While Zumobi is an example of how IP Ventures works to find a market for compelling new technologies, Mansour says other startups seeded by the program come from the opposite direction — a great business plan that lacks the key technology to make it successful. Mansour says Microsoft’s IP can often serve to assist entrepreneurs who need that crucial missing piece.

Such was the case with Irish startup Zignals.

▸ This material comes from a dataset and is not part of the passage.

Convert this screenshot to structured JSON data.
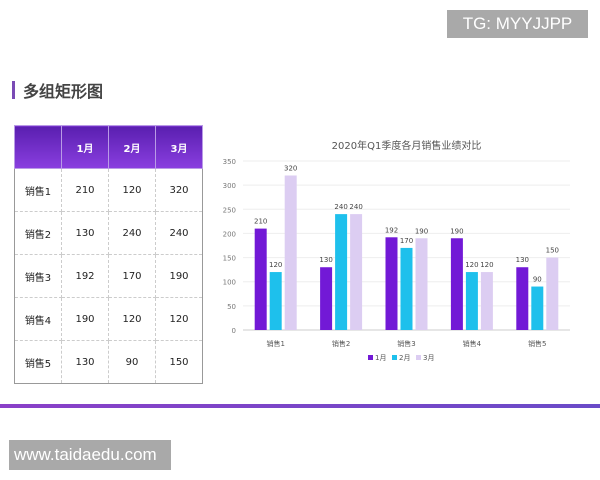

Entrepreneur Pat Brazel was working on a solution to give sophisticated investment advice to consumers in a broad way.

In a new twist on financial services, Zignals offers dealing room quality tools and data so that non-professionals and other finance wonks can build trading strategies and then offer them as a subscription to users of the site, which is open to anybody. The business model is an interesting one — Zignals shares revenues collected from the subscriptions with the people who write the strategies.

“If you’re a super-smart financial whiz with time on your hands to build strategies for trading stocks, we act as your agent, and for investors disappointed with other sources of trading advice, we offer a marketplace where the best trading strategies can be found,” Brazel says.

Brazel says one big challenge he faced in building Zignals was processing huge volumes of data in a reasonable timeframe. That’s where IP Ventures was able to help, with a technology in the Microsoft portfolio that dramatically speeds up processing time.

“Most people are stunned at how fast our performance is when you consider everything that it’s doing,” Brazel says. “And that’s in no small measure due to the Microsoft technologies we used.”

Brazel says the high level of performance is a real competitive differentiator, but it’s not the only thing that makes the Zignals service unique in the investment community.

To create a fast, interactive experience that hadn’t existed for smaller investors on the Web, Brazel and his team built the entire site using Microsoft Silverlight. The result is a very slick, smooth experience that basically gives anyone access to a full-featured control panel for their investments. Zignals also provides complex strategy-building engines that allow people to back-check strategies over time, along with charting, portfolio and alerting tools that people can use to monitor markets.

More than two years in the making, Zignals’ online service officially launches today with an entire suite of financial tools that just about anyone can use. It’s a feat that Brazel says would not have been possible without the help he received from IP Ventures and Microsoft.

“From a technical point of view, frankly it’s inconceivable that any small company could build the stuff that we got from IP Ventures,” he says. “Not only technically, but the number of developers it would take and the investment in research. We’re standing on the shoulders of giants in terms of the technology we got from Microsoft.”

According to SanGiovanni, while his company had the technology in place, the involvement of IP Ventures on the business side was equally pivotal in getting his fledgling company off the ground.

“It’s very hard to approach a private equity investor as an individual inventor,” he says. “It’s incredibly hard to validate a business model in a deeply researched way. Those are the things that IP Ventures did incredibly well.”

As for IP Ventures, Mansour says the group continues to refine how it engages with entrepreneurs and startups. The end goal, he says, is to help develop sizeable, stand-alone businesses based on the IP Microsoft provided. Although most are still in their relative infancy just five years into the program, a couple of companies in the IP Ventures portfolio are getting to that point.

“IP Ventures is about providing access to our innovations, providing a speed-to-market advantage for these startups, and the end of the story is providing successful exits for everyone involved,” Mansour says. “We’ve been patiently waiting for the markets to turn, the companies to continue building value, and we’re nearly at that point.”